We have decided to discontinue the publication of preprints on our preprint server as of 1 March 2024. The publication culture within mathematics has changed so much due to the rise of repositories such as ArXiV (www.arxiv.org) that we are encouraging all institute members to make their preprints available there. An institute's repository in its previous form is, therefore, unnecessary.
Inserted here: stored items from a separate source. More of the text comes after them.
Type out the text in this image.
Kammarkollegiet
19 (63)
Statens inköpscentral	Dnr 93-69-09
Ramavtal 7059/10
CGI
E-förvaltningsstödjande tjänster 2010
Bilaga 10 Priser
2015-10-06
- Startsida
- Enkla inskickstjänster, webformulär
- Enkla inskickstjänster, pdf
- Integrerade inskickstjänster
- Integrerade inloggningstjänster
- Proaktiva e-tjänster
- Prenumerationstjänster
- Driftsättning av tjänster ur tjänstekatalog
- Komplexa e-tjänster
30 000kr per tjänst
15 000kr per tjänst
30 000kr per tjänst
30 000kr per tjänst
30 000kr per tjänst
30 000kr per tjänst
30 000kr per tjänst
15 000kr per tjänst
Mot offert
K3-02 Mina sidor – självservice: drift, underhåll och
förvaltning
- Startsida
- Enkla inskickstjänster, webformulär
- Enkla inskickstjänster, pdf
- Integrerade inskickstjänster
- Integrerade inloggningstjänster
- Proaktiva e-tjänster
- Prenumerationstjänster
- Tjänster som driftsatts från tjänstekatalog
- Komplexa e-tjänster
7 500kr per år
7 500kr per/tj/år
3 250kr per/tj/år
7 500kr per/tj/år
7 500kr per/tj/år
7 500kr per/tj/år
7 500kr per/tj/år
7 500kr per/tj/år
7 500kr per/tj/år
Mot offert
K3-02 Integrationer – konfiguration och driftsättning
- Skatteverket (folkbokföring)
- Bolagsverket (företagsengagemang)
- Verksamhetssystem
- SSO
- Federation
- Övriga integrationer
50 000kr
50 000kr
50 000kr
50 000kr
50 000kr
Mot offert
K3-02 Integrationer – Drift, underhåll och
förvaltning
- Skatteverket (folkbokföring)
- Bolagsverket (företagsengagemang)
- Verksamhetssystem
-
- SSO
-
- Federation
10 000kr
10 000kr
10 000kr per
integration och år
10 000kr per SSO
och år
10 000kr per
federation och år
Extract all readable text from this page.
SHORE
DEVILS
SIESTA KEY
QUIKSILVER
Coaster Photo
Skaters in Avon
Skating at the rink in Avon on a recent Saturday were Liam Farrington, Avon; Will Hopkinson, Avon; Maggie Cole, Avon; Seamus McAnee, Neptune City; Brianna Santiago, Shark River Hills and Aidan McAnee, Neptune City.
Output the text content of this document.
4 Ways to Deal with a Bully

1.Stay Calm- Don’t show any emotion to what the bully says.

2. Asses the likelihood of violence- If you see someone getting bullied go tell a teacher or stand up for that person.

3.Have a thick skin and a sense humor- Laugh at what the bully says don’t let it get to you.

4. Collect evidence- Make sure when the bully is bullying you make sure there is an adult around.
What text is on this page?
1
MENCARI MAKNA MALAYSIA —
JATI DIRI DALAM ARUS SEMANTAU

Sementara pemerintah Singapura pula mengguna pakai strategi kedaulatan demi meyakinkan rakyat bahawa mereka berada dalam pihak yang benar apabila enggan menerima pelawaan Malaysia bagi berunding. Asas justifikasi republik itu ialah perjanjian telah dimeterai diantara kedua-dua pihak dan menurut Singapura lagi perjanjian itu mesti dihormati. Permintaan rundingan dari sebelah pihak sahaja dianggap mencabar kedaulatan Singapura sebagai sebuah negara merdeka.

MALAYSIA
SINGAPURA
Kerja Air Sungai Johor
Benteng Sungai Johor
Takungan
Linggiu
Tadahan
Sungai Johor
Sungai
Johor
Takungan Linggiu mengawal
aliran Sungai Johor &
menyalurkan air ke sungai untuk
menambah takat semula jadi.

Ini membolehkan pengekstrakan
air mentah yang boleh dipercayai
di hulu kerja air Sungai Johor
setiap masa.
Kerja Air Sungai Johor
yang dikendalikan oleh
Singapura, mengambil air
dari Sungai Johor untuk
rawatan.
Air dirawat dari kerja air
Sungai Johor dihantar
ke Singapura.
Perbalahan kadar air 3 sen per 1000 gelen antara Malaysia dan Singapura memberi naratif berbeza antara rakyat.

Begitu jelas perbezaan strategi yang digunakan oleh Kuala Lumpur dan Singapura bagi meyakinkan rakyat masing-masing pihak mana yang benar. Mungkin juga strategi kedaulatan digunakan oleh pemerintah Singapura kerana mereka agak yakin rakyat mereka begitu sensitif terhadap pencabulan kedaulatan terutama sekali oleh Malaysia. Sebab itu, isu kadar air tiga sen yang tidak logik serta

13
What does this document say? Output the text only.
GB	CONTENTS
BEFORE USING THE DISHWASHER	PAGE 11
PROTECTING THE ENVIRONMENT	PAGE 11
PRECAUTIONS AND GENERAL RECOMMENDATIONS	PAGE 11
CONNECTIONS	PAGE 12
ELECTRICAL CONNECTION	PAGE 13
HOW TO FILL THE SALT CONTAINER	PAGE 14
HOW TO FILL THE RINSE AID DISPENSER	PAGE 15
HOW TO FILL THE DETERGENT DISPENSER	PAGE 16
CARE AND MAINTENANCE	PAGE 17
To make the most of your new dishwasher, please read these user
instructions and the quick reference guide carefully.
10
The preprints published to date will remain available here, but we will not add any new preprints here.

MiS Preprint

48/2006

Convergence of equilibria of planar thin elastic beams

Maria Giovanna Mora, Stefan Müller and Maximilian G. Schultz

Abstract

We consider a thin elastic strip $\Omega_h = (0,L) \times (-h/2, h/2)$, and we show that stationary points of the nonlinear elastic energy (per unit height) $E^h(v) = \frac{1}{h} \int_{\Omega_h} (W(\nabla v) - h^2 g(x_1) {\,\cdot\,} v) \, dx$ whose energy is bounded by $C h^2$ converge to stationary points of the Euler-Bernoulli functional $J_2(\bar{y}) = \int_0^L (\frac{1}{24} E \kappa^2 - g{\,\cdot\,} \bar{y}) \, dx_1$ where $\bar{y}: (0,L) \to \mathbb{R}^2$, with $\bar{y}' = \binom{ \cos \theta}{\sin \theta}$, and where $\kappa = \theta'$. This corresponds to the equilibrium equation $-\frac{1}{12} E \theta'' + \tilde{g}{\,\cdot\,} \binom{-\sin \theta}{\cos \theta} = 0$, where $\tilde{g}$ is the primitive of $g$. The proof uses the rigidity estimate for low-energy deformations [4] and a compensated compactness argument in a singular geometry. In addition, possible concentration effects are ruled out by a careful truncation argument.